Vale la pena ricordarlo: l’Italia il fascismo non l’ha subito, lo ha inventato. E la maggioranza degli italiani si è scoperta antifascista solo quando non voleva più andare in guerra. Se non fosse stato per la disfatta militare, il regime sarebbe durato chissà quanto. Mussolini sarebbe morto, nel suo letto, con il pannolone.

 


Proprio per questo l’antifascismo non è un optional: è il requisito minimo della convivenza civile, soprattutto per chi ricopre ruoli pubblici e culturali. Non può esserci “memoria condivisa” tra fascisti e liberali, tra chi sogna società chiuse e chi difende società aperte.
 
Molti – soprattutto a destra – sostengono che l’antifascismo debba essere inglobato nella categoria più ampia dell’antitotalitarismo. È una formula comoda: equipara il fascismo ad altri regimi, ne diluisce la specificità storica e culturale. Ma il punto è un altro: l’antifascismo è il primo passo di un percorso antitotalitario.

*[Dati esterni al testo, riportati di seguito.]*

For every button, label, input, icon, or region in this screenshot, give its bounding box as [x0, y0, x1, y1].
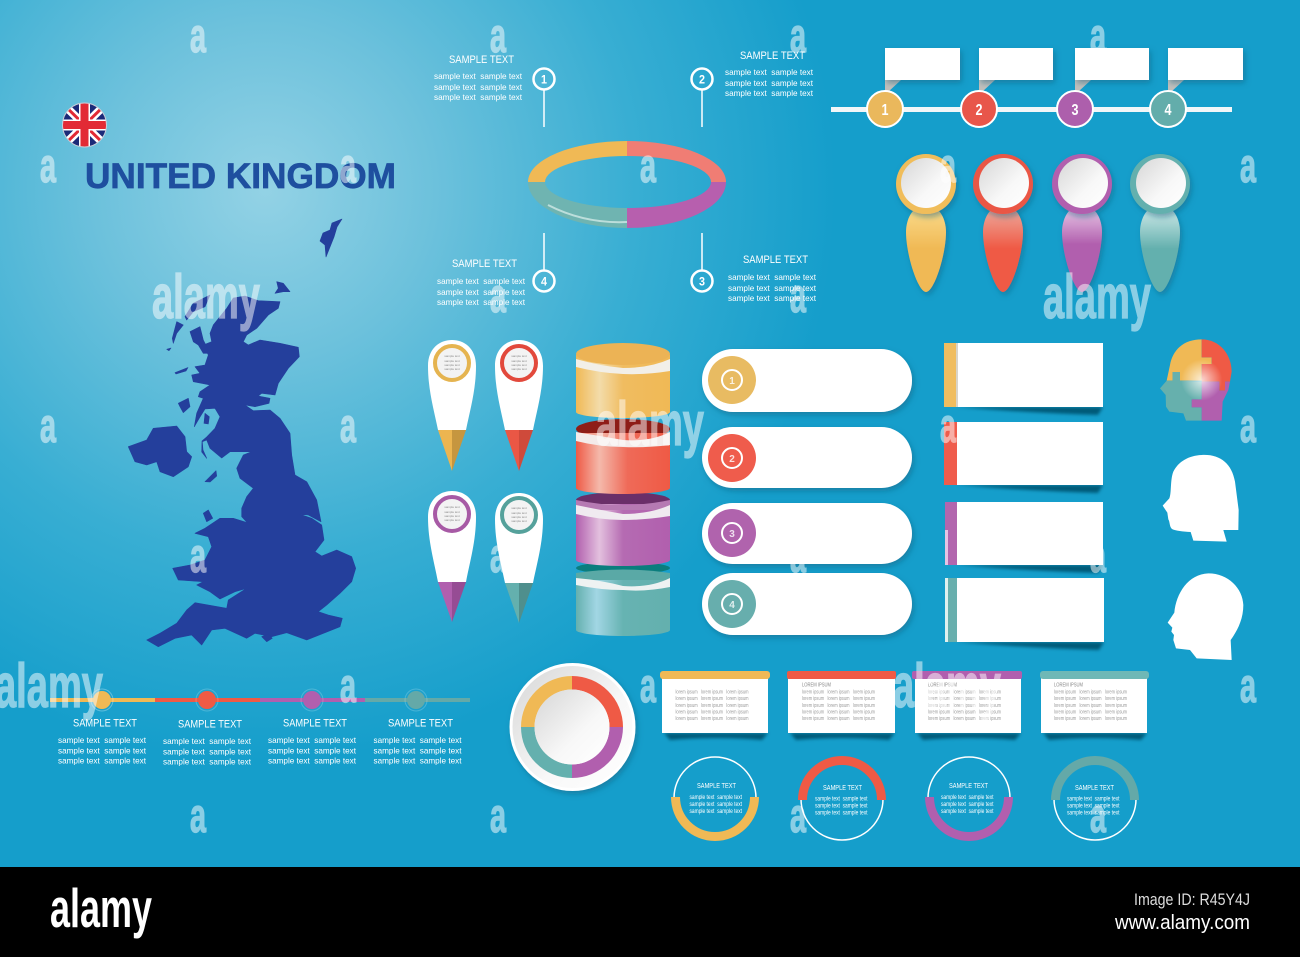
timeline step 4	[365, 689, 470, 766]
pin yellow: sample text	[444, 363, 460, 367]
panel: circle badge red: sample text sample text	[815, 796, 868, 802]
panel: lorem ipsum card 4: lorem ipsum lorem ipsum lorem ipsum	[1054, 703, 1127, 709]
timeline step 1	[50, 689, 155, 766]
panel: lorem ipsum card 4	[1040, 671, 1149, 740]
pin teal: sample text	[511, 511, 527, 515]
panel: lorem ipsum card 1: lorem ipsum lorem ipsum lorem ipsum	[676, 690, 748, 696]
watermarks: a	[1090, 530, 1106, 583]
watermarks: a	[790, 270, 806, 323]
panel: circle badge teal: SAMPLE TEXT	[1075, 785, 1115, 792]
panel: lorem ipsum card 4: lorem ipsum lorem ipsum lorem ipsum	[1054, 690, 1127, 696]
pin purple: sample text	[444, 510, 460, 514]
panel: lorem ipsum card 1: lorem ipsum lorem ipsum lorem ipsum	[676, 716, 748, 722]
timeline step 4: SAMPLE TEXT	[388, 718, 453, 730]
callout 3: SAMPLE TEXT	[743, 254, 808, 266]
pin teal	[495, 493, 543, 623]
panel: lorem ipsum card 2: lorem ipsum lorem ipsum lorem ipsum	[802, 696, 875, 702]
panel: circle badge purple: sample text sample text	[941, 809, 994, 815]
callout 3: 3	[699, 274, 705, 288]
step 3	[1057, 48, 1149, 127]
timeline step 1: sample text sample text	[58, 756, 147, 766]
panel: lorem ipsum card 1: lorem ipsum lorem ipsum lorem ipsum	[676, 696, 748, 702]
callout 2: sample text sample text	[725, 88, 814, 98]
panel: lorem ipsum card 3: lorem ipsum lorem ipsum lorem ipsum	[928, 710, 1001, 716]
watermarks: a	[790, 530, 806, 583]
ring segment 3	[627, 182, 726, 228]
panel: circle badge yellow: sample text sample text	[690, 809, 742, 815]
step 4: 4	[1164, 102, 1172, 119]
timeline step 3: SAMPLE TEXT	[283, 718, 347, 730]
watermarks: a	[490, 270, 506, 323]
timeline step 1: SAMPLE TEXT	[73, 718, 137, 730]
pin purple: sample text	[444, 514, 460, 518]
pin teal: sample text	[511, 519, 527, 523]
panel: donut chart	[511, 664, 634, 790]
watermarks: a	[340, 400, 356, 453]
pin purple	[428, 491, 476, 622]
watermarks: a	[1090, 10, 1106, 63]
callout 2	[692, 50, 814, 127]
watermarks: a	[40, 400, 56, 453]
callout 2: sample text sample text	[725, 78, 814, 88]
pill 3	[702, 503, 912, 564]
card 2	[944, 422, 1103, 493]
panel: ring diagram	[528, 141, 726, 228]
marker purple	[1052, 154, 1112, 292]
pill 1: 1	[729, 376, 735, 387]
step 1	[867, 48, 960, 127]
timeline step 4: sample text sample text	[374, 756, 462, 766]
callout 3	[692, 233, 817, 303]
pill 4	[702, 573, 912, 635]
marker yellow	[896, 154, 956, 292]
panel: lorem ipsum card 4: LOREM IPSUM	[1054, 682, 1083, 688]
pin purple: sample text	[444, 505, 460, 509]
callout 4: SAMPLE TEXT	[452, 258, 517, 270]
callout 1: 1	[541, 72, 547, 86]
ring segment 1	[528, 141, 627, 182]
step 2	[961, 48, 1053, 127]
watermarks: alamy	[152, 263, 260, 332]
panel: circle badge teal	[1054, 758, 1136, 840]
footer bar	[0, 867, 1300, 957]
step 4	[1150, 48, 1243, 127]
pin teal: sample text	[511, 515, 527, 519]
timeline step 1: sample text sample text	[58, 746, 147, 756]
callout 3: sample text sample text	[728, 272, 817, 282]
watermarks: a	[190, 530, 206, 583]
callout 4: sample text sample text	[437, 287, 526, 297]
donut segment teal	[521, 727, 572, 778]
pin red: sample text	[511, 363, 527, 367]
title: UNITED KINGDOM	[85, 157, 396, 196]
callout 1: SAMPLE TEXT	[449, 54, 514, 66]
callout 1: sample text sample text	[434, 92, 523, 102]
watermarks: a	[190, 790, 206, 843]
icon: union jack flag	[62, 102, 107, 148]
icon: male head silhouette	[1168, 573, 1243, 660]
timeline step 2: sample text sample text	[163, 756, 252, 766]
pill 2: 2	[729, 454, 735, 465]
pin red: sample text	[511, 367, 527, 371]
watermarks: alamy	[893, 652, 1001, 721]
cylinder red	[576, 419, 670, 494]
pin yellow: sample text	[444, 359, 460, 363]
timeline step 1: sample text sample text	[58, 735, 147, 745]
callout 4: 4	[541, 274, 547, 288]
watermarks: a	[790, 10, 806, 63]
pin yellow: sample text	[444, 354, 460, 358]
panel: circle badge yellow: SAMPLE TEXT	[697, 783, 737, 790]
watermarks: a	[190, 10, 206, 63]
callout 4	[437, 233, 554, 307]
panel: circle badge yellow	[674, 757, 756, 839]
icon: puzzle head	[1160, 339, 1232, 421]
watermarks: a	[1240, 400, 1256, 453]
panel: lorem ipsum card 4: lorem ipsum lorem ipsum lorem ipsum	[1054, 710, 1127, 716]
watermarks: a	[640, 660, 656, 713]
ring highlight	[548, 205, 627, 222]
watermarks: a	[1240, 660, 1256, 713]
panel: circle badge teal: sample text sample text	[1067, 796, 1120, 802]
panel: circle badge red: SAMPLE TEXT	[823, 785, 863, 792]
panel: circle badge red: sample text sample text	[815, 804, 868, 810]
watermarks: a	[1240, 140, 1256, 193]
panel: circle badge red	[801, 758, 883, 840]
timeline step 4: sample text sample text	[374, 735, 462, 745]
panel: lorem ipsum card 3: lorem ipsum lorem ipsum lorem ipsum	[928, 696, 1001, 702]
callout 4: sample text sample text	[437, 297, 526, 307]
puzzle piece yellow	[1167, 339, 1212, 381]
watermarks: a	[490, 790, 506, 843]
puzzle piece teal	[1160, 372, 1202, 421]
panel: lorem ipsum card 2	[787, 671, 896, 740]
panel: circle badge purple: SAMPLE TEXT	[949, 783, 989, 790]
watermarks: alamy	[596, 390, 704, 459]
panel: lorem ipsum card 3: lorem ipsum lorem ipsum lorem ipsum	[928, 703, 1001, 709]
pill 3: 3	[729, 529, 735, 540]
map: United Kingdom	[128, 219, 356, 647]
cylinder purple	[576, 492, 670, 566]
puzzle piece purple	[1192, 382, 1230, 421]
pill 4: 4	[729, 600, 735, 611]
map: Northern Ireland	[128, 426, 192, 477]
donut segment yellow	[521, 676, 572, 727]
callout 2: SAMPLE TEXT	[740, 50, 805, 62]
watermarks: a	[940, 140, 956, 193]
map: Great Britain	[147, 296, 356, 647]
panel: top-right numbered timeline	[831, 48, 1243, 127]
card 1	[944, 343, 1103, 415]
watermarks: a	[940, 400, 956, 453]
timeline step 4: sample text sample text	[374, 746, 462, 756]
pin red: sample text	[511, 354, 527, 358]
watermarks: a	[40, 140, 56, 193]
donut segment purple	[572, 727, 623, 778]
pin teal: sample text	[511, 506, 527, 510]
panel: circle badge teal: sample text sample text	[1067, 810, 1120, 816]
pin purple: sample text	[444, 518, 460, 522]
watermarks: alamy	[0, 652, 103, 721]
cylinder teal	[576, 562, 670, 636]
panel: lorem ipsum card 2: LOREM IPSUM	[802, 682, 831, 688]
panel: circle badge purple: sample text sample text	[941, 795, 994, 801]
watermarks: a	[490, 530, 506, 583]
panel: lorem ipsum card 3: lorem ipsum lorem ipsum lorem ipsum	[928, 716, 1001, 722]
marker red	[973, 154, 1033, 292]
callout 4: sample text sample text	[437, 276, 526, 286]
step 1: 1	[882, 102, 889, 119]
pill 2	[702, 427, 912, 488]
callout 3: sample text sample text	[728, 283, 817, 293]
timeline step 3: sample text sample text	[268, 735, 357, 745]
panel: lorem ipsum card 4: lorem ipsum lorem ipsum lorem ipsum	[1054, 716, 1127, 722]
timeline step 2: sample text sample text	[163, 736, 252, 746]
panel: lorem ipsum card 3	[912, 671, 1022, 740]
timeline step 2: SAMPLE TEXT	[178, 718, 242, 730]
callout 2: 2	[699, 72, 705, 86]
watermarks: a	[640, 140, 656, 193]
callout 1: sample text sample text	[434, 71, 523, 81]
panel: location pins	[428, 340, 543, 623]
panel: circle badge purple	[928, 757, 1010, 839]
callout 3: sample text sample text	[728, 293, 817, 303]
watermarks: a	[490, 10, 506, 63]
pin red: sample text	[511, 359, 527, 363]
panel: lorem ipsum card 3: LOREM IPSUM	[928, 682, 957, 688]
watermarks: a	[340, 660, 356, 713]
watermarks: a	[340, 140, 356, 193]
panel: rectangular cards with colour strip	[944, 343, 1104, 650]
ring segment 2	[627, 141, 726, 182]
panel: lorem ipsum card 1: lorem ipsum lorem ipsum lorem ipsum	[676, 703, 748, 709]
watermarks: a	[1090, 790, 1106, 843]
callout 1	[434, 54, 554, 127]
panel: circle badge red: sample text sample text	[815, 810, 868, 816]
panel: lorem ipsum card 1: lorem ipsum lorem ipsum lorem ipsum	[676, 710, 748, 716]
ring segment 4	[528, 182, 627, 228]
panel: lorem ipsum card 2: lorem ipsum lorem ipsum lorem ipsum	[802, 710, 875, 716]
card 4	[945, 578, 1104, 650]
icon: female head silhouette	[1163, 455, 1239, 542]
donut segment red	[572, 676, 623, 727]
pin red	[495, 340, 543, 471]
panel: circle badge yellow: sample text sample text	[690, 802, 742, 808]
panel: lorem ipsum card 2: lorem ipsum lorem ipsum lorem ipsum	[802, 690, 875, 696]
panel: lorem ipsum card 4: lorem ipsum lorem ipsum lorem ipsum	[1054, 696, 1127, 702]
cylinder yellow	[576, 343, 670, 418]
panel: circle badge yellow: sample text sample text	[690, 795, 742, 801]
panel: bottom-left timeline	[50, 689, 470, 766]
timeline step 2	[155, 689, 260, 766]
timeline step 3	[260, 689, 365, 766]
pin yellow	[428, 340, 476, 471]
card 3	[945, 502, 1103, 573]
timeline step 3: sample text sample text	[268, 746, 357, 756]
panel: lorem ipsum card 2: lorem ipsum lorem ipsum lorem ipsum	[802, 716, 875, 722]
timeline step 3: sample text sample text	[268, 756, 357, 766]
footer website: www.alamy.com	[1114, 912, 1250, 934]
puzzle piece red	[1202, 339, 1232, 391]
panel: stacked cylinders	[576, 343, 670, 636]
footer image id: Image ID: R45Y4J	[1134, 890, 1250, 909]
callout 2: sample text sample text	[725, 67, 814, 77]
step 3: 3	[1072, 102, 1079, 119]
panel: circle badge teal: sample text sample text	[1067, 804, 1120, 810]
panel: circle badge purple: sample text sample text	[941, 802, 994, 808]
marker teal	[1130, 154, 1190, 292]
panel: lorem ipsum card 3: lorem ipsum lorem ipsum lorem ipsum	[928, 690, 1001, 696]
timeline step 2: sample text sample text	[163, 746, 252, 756]
panel: lorem ipsum card 2: lorem ipsum lorem ipsum lorem ipsum	[802, 703, 875, 709]
watermarks: alamy	[1043, 263, 1151, 332]
pin yellow: sample text	[444, 367, 460, 371]
map: Scottish and other islands	[167, 219, 342, 642]
callout 1: sample text sample text	[434, 82, 523, 92]
panel: circle-and-drop markers	[896, 154, 1190, 292]
pill 1	[702, 349, 912, 412]
panel: lorem ipsum card 1	[660, 671, 770, 740]
watermarks: a	[790, 790, 806, 843]
panel: numbered pills	[702, 349, 912, 635]
step 2: 2	[976, 102, 983, 119]
footer logo: alamy	[50, 877, 152, 939]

Proprio perché è il primo passo, è irrinunciabile. Non si può difendere la democrazia se si sorvola sull’unico totalitarismo che l’Italia abbia generato e che ancora oggi ispira nostalgie e ambiguità. Antifascismo significa: mai più dittature, mai più culto del capo, mai più società chiuse. È la base da cui ogni altro antitotalitarismo deve partire.

 


Beatrice Venezi non è un caso isolato, ma un sintomo. La sua nomina al Teatro La Fenice è stata decisa dall’alto, all’interno di una Fondazione i cui molti membri hanno legami con la destra: il Ministro Giuli, che vi esercita un’influenza significativa, e il sindaco di Venezia, Luigi Brugnaro, esponente di Fratelli d’Italia. Giuli stesso è stato nominato da Giorgia Meloni, la quale non ha mai chiarito esplicitamente la propria posizione antifascista, rendendola di fatto invisibile o diluita. Così oggi, nella retorica dominante, si può parlare di Dio, patria e famiglia senza arrossire, ma guai a pronunciare la parola “antifascista”: non fa curriculum, non porta voti, non suona bene nei salotti televisivi.

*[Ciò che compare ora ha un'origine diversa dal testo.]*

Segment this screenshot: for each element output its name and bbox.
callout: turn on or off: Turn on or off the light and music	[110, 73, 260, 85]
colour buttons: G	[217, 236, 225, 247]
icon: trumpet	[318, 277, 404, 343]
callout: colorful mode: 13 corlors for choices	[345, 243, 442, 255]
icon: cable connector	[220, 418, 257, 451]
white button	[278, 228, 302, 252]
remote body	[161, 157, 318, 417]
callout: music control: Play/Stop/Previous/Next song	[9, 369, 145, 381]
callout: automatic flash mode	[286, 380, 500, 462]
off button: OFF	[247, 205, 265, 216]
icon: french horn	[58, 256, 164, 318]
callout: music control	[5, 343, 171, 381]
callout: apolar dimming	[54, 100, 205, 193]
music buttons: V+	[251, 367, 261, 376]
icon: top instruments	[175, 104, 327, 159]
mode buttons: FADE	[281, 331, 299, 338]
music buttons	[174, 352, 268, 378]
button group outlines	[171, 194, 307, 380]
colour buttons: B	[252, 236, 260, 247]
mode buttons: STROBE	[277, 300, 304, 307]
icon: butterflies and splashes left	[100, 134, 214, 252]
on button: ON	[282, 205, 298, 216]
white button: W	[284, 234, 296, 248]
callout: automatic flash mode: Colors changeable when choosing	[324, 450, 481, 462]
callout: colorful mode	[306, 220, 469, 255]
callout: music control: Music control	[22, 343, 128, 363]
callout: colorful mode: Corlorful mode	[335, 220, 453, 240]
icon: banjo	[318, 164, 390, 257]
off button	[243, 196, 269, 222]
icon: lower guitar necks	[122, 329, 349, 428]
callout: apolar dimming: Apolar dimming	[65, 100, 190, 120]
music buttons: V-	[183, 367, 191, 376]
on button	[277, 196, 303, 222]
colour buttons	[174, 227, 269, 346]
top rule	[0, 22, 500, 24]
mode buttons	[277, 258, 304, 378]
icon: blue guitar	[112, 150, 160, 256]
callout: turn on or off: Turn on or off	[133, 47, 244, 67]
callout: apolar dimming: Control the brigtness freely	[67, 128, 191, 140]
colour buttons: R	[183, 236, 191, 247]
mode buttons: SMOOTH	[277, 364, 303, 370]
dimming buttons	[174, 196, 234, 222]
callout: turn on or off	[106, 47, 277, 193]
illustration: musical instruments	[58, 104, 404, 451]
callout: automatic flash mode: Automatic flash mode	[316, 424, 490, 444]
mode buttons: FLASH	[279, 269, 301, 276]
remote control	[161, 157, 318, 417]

Ironia della sorte: in un Paese che ha fatto della Resistenza il proprio mito fondativo, nel 2025 essere antifascisti sembra una macchia di provincialismo.

Non è vero che dobbiamo dimenticare. L’Italia ha pagato il fascismo con le leggi razziali, con la guerra, con la repressione di chiunque pensasse diversamente. Ha pagato l’antifascismo con sangue, nelle prigioni del regime e poi nelle montagne della Resistenza.

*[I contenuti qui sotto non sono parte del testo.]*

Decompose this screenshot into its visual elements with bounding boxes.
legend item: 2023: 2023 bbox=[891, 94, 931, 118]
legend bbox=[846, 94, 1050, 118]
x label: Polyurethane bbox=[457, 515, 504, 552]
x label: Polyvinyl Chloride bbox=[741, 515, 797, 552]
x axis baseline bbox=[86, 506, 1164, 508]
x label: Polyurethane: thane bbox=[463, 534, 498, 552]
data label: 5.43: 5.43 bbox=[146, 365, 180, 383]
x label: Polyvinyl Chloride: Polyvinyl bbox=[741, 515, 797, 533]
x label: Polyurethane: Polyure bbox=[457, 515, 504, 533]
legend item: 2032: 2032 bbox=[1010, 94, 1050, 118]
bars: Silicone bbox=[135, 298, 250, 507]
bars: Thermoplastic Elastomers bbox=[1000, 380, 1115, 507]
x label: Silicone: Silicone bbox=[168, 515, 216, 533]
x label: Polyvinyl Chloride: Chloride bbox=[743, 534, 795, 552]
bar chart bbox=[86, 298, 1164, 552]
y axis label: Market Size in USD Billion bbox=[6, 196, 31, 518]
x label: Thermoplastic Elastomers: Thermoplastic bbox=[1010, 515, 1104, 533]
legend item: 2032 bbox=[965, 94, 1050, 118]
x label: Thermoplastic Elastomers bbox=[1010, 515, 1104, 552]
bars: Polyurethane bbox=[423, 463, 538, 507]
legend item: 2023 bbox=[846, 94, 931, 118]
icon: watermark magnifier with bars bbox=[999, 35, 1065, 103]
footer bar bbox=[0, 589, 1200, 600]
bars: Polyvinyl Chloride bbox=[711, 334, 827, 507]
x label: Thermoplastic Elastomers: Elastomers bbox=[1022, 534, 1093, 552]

Chi desideri documentarsi si legga la tuttora bellissima biografia di Carlo Rosselli, trucidato in Francia nel 1937 con il fratello  Nello, su ordine come sembra di Mussolini. Opera scritta da Aldo Garosci, eccellente storico liberale. E vi troverà un autentico spaccato di cosa fu la repressione fascista. Un livre de chevet. Detto altrimenti, da tenere sul comodino (***).

 Per questo oggi non basta dire “non sono fascista”. In una democrazia liberale, bisogna dirsi antifascisti. È la linea di confine, netta e irriducibile, tra società aperta e società chiusa.

L’Italia che nomina Beatrice Venezi alla Fenice senza chiedere questa chiarezza, e che protesta senza avere il coraggio di dirlo, è un’Italia nostalgica, smemorata, e conformista. Un Paese che ha dimenticato che fascismo e liberalismo sono opposti inconciliabili.

E che senza antifascismo non resta nulla da difendere.

Carlo Gambescia

 

(*) Le citazioni, così come altre facilmente reperibili online, sono ampiamente disponibili cliccando sui rispettivi nomi.

(**) Come ad esempio il recente studio di M.M. Van Ditmars, Political socialization, political gender gaps and the intergenerational transmission of left-right ideology, "European Journal of Political Research" (2022). Qui: https://ejpr.onlinelibrary.wiley.com/doi/full/10.1111/1475-6765.12517?utm_source=chatgpt.com .

(***) Aldo Garosci, Vita di Carlo Rosselli, Vallecchi, Firenze 1973, 2 voll.